L'organisme faîtier du secteur touristique suisse, Suisse Tourisme, espèrait pour 2008 une croissance du chiffre d'affaire du secteur, et du nombre de nuitées, supérieures à celle enregistrée entre 2006 et 2007... grâce à l'Eurofoot, qui devait, selon Suisse Tourisme, générer 500'000 nuitées supplémentaires (ce qui ne fait toutefois que 1,5 % du total). Mais comme prudence est mère de sûreté, Suisse Tourisme voulait encore inciter les fans de foot à prolonger leur séjour en Suisse après les matches. C'est raté : la durée moyenne du séjour des visiteurs de l'Eurofoot a été en Suisse de 3,4 nuits (3,6 en Autriche), et ils n'ont dépensé sur sol helvétique que 1621 francs en moyenne (2189 francs en Autriche) Suisse Tourisme espèrait une croissance du nombre de nuitées supérieure en 2008, grâce à l'Euro, à celle observée en 2007. Quant aux hôteliers, ils font grise mine : des quatre villes hôtes de l'Eurofoot en Suisse, seule Bâle a vu le nombre des nuitées hotelières augmenter (de 3,6 % en comparant juin 2008 à juin 2007), mais uniquement grâce à l'augmentation de celles dans les puciers une étoile. A Genève, le recul des nuitées a atteint 4 %, à Zurich 4,8 %, à Berne 12,7 %.

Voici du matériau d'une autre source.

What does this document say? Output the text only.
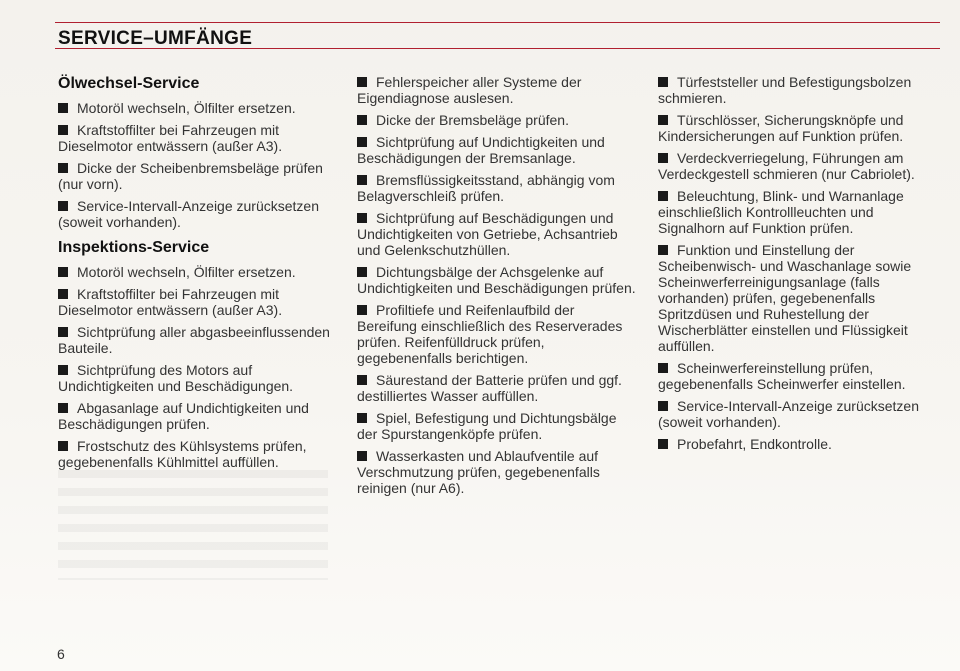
SERVICE–UMFÄNGE
Ölwechsel-Service
Motoröl wechseln, Ölfilter ersetzen.
Kraftstoffilter bei Fahrzeugen mit Dieselmotor entwässern (außer A3).
Dicke der Scheibenbremsbeläge prüfen (nur vorn).
Service-Intervall-Anzeige zurücksetzen (soweit vorhanden).
Inspektions-Service
Motoröl wechseln, Ölfilter ersetzen.
Kraftstoffilter bei Fahrzeugen mit Dieselmotor entwässern (außer A3).
Sichtprüfung aller abgasbeeinflussenden Bauteile.
Sichtprüfung des Motors auf Undichtigkeiten und Beschädigungen.
Abgasanlage auf Undichtigkeiten und Beschädigungen prüfen.
Frostschutz des Kühlsystems prüfen, gegebenenfalls Kühlmittel auffüllen.
Fehlerspeicher aller Systeme der Eigendiagnose auslesen.
Dicke der Bremsbeläge prüfen.
Sichtprüfung auf Undichtigkeiten und Beschädigungen der Bremsanlage.
Bremsflüssigkeitsstand, abhängig vom Belagverschleiß prüfen.
Sichtprüfung auf Beschädigungen und Undichtigkeiten von Getriebe, Achsantrieb und Gelenkschutzhüllen.
Dichtungsbälge der Achsgelenke auf Undichtigkeiten und Beschädigungen prüfen.
Profiltiefe und Reifenlaufbild der Bereifung einschließlich des Reserverades prüfen. Reifenfülldruck prüfen, gegebenenfalls berichtigen.
Säurestand der Batterie prüfen und ggf. destilliertes Wasser auffüllen.
Spiel, Befestigung und Dichtungsbälge der Spurstangenköpfe prüfen.
Wasserkasten und Ablaufventile auf Verschmutzung prüfen, gegebenenfalls reinigen (nur A6).
Türfeststeller und Befestigungsbolzen schmieren.
Türschlösser, Sicherungsknöpfe und Kindersicherungen auf Funktion prüfen.
Verdeckverriegelung, Führungen am Verdeckgestell schmieren (nur Cabriolet).
Beleuchtung, Blink- und Warnanlage einschließlich Kontrollleuchten und Signalhorn auf Funktion prüfen.
Funktion und Einstellung der Scheibenwisch- und Waschanlage sowie Scheinwerferreinigungsanlage (falls vorhanden) prüfen, gegebenenfalls Spritzdüsen und Ruhestellung der Wischerblätter einstellen und Flüssigkeit auffüllen.
Scheinwerfereinstellung prüfen, gegebenenfalls Scheinwerfer einstellen.
Service-Intervall-Anzeige zurücksetzen (soweit vorhanden).
Probefahrt, Endkontrolle.
6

Les commerçants de Nyon et de Genève ont fait suer le burnous de leurs employés en nocturne et le dimanche, pendant l'Eurofoot, les Nyonnais aux environs de l'écran géant du bord du lac, les Genevois un peu partout (aux abords du stade, aux abords des "fans zones", sur le parcours des troupeaux de supporters...). Du 7 au 28 juin à Genève, les magasins situés entre Cornavin et la vieille ville pouvaient rester ouverts en semaine jusqu'à 20 heures, les samedis 21 et 28 juin jusqu'à 18 heures, les samedis 7 et 14 juin jusqu'à 19 heures et le dimanche 15 juin de 11 à 17 heures. Les travailleuses et travailleurs pouvaient bosser jusqu'à 14 heures par jour, six jours de suite. Retour à la semaine de 84 heures. L'Eurofoot, c'est Germinal. Les syndicats ne sont pas contents : ils étaient opposés à ces prolongations, mais c'est la Confédération qui les a autorisées, le canton allant un peu moins loin que ce qui était autorisé (la Confédération autorisait les ouvertures jusqu'à minuit). Compensation salariale : un salaire doublé pour le travail dominical.
Les travailleurs des transports publics ont eux aussi été appelés à bosser plus -et eux non plus ne sont pas très heureux de cette pression supplémentaire. L'Euro2008 avait averti la direction des CFF (et celles des transports publics urbains) en requérant un "engagement maximal" de la part de l'ensemble du personnel des transports publics suisses pendant trois semaines. Les CFF ont fait circuler 2500 trains spéciaux (et les compagnies annexes, BLS et de Suisse orientale, 1300 autres) pendant ces trois semaines de juin, et offert deux millions de places supplémentaires (dont un million pour les voyageurs liés à l'Euro2008), sur les lignes desservant les quatre villes hôte et douze villes accueillant des "arènes" à écran géant. Le trafic régional autour des quatre villes hôtes a fonctionné les jours de matches, 24 heures sur 24. Au passage, les CFF avaient annoncé qu'ils ne prendraient pas de réservations les jours de matches, ce qui perturbait totalement la planification des courses d'école se déroulant dans toute la Suisse à cette période de l'année.
Cette mobilisation des CFF, qui va, concrètement, l'assumer ? Le personnel a dû renoncer à des jours de congé et effectuer des tours de service plus longs. Les contrôleurs se sont vu raboter des jours de congé, sans consultation des syndicats, on a pas de temps à perdre à un "dialogue social" archaïque quand sonne l'heure du foot.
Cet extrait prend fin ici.